Fixed time convergence guarantees for Higher Order Control Barrier Functions

TL;DR

This paper introduces a new method for designing higher-order Control Barrier Functions that guarantee convergence to a safe set within a fixed, user-defined time, enhancing safety in time-critical robotic applications.

Contribution

It proposes a structured differential constraint using repeated roots in the characteristic polynomial to achieve fixed-time convergence for higher-order CBFs, with explicit formulations and conditions.

Findings

Ensures fixed-time convergence for second-order systems.

Demonstrates reliability across robotic models.
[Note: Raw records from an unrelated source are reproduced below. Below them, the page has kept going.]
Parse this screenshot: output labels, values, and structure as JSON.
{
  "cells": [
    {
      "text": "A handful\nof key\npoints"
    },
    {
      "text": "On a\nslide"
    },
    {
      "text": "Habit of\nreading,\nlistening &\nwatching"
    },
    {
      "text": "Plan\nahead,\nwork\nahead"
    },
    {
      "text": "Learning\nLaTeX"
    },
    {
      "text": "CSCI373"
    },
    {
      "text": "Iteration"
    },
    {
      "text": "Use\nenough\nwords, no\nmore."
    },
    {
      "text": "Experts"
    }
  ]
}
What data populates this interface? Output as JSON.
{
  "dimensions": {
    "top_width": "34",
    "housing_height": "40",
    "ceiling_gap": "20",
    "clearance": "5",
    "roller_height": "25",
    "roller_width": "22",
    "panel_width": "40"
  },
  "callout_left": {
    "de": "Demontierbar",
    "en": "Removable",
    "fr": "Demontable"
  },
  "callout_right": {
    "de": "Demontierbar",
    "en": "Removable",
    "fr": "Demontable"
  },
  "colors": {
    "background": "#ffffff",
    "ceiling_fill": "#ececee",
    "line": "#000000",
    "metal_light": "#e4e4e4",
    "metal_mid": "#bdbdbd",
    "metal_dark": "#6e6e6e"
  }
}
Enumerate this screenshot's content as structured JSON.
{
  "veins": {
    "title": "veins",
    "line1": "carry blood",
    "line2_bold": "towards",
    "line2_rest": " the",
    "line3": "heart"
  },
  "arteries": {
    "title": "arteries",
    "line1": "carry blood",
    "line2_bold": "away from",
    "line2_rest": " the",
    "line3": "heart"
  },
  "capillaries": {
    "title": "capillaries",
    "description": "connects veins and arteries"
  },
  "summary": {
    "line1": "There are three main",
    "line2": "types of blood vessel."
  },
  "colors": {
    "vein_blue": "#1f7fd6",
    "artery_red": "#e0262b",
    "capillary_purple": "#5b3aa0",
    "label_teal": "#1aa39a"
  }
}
Outperforms traditional HOCBFs in fixed-time guarantees.

Abstract

We present a novel method for designing higher-order Control Barrier Functions (CBFs) that guarantee convergence to a safe set within a user-specified finite. Traditional Higher Order CBFs (HOCBFs) ensure asymptotic safety but lack mechanisms for fixed-time convergence, which is critical in time-sensitive and safety-critical applications such as autonomous navigation. In contrast, our approach imposes a structured differential constraint using repeated roots in the characteristic polynomial, enabling closed-form polynomial solutions with exact convergence at a prescribed time. We derive conditions on the barrier function and its derivatives that ensure forward invariance and fixed-time reachability, and we provide an explicit formulation for second-order systems. Our method is evaluated on three robotic systems - a point-mass model, a unicycle, and a bicycle model and benchmarked against existing HOCBF approaches. Results demonstrate that our formulation reliably enforces convergence within the desired time, even when traditional methods fail. This work provides a tractable and robust framework for real-time control with provable finite-time safety guarantees.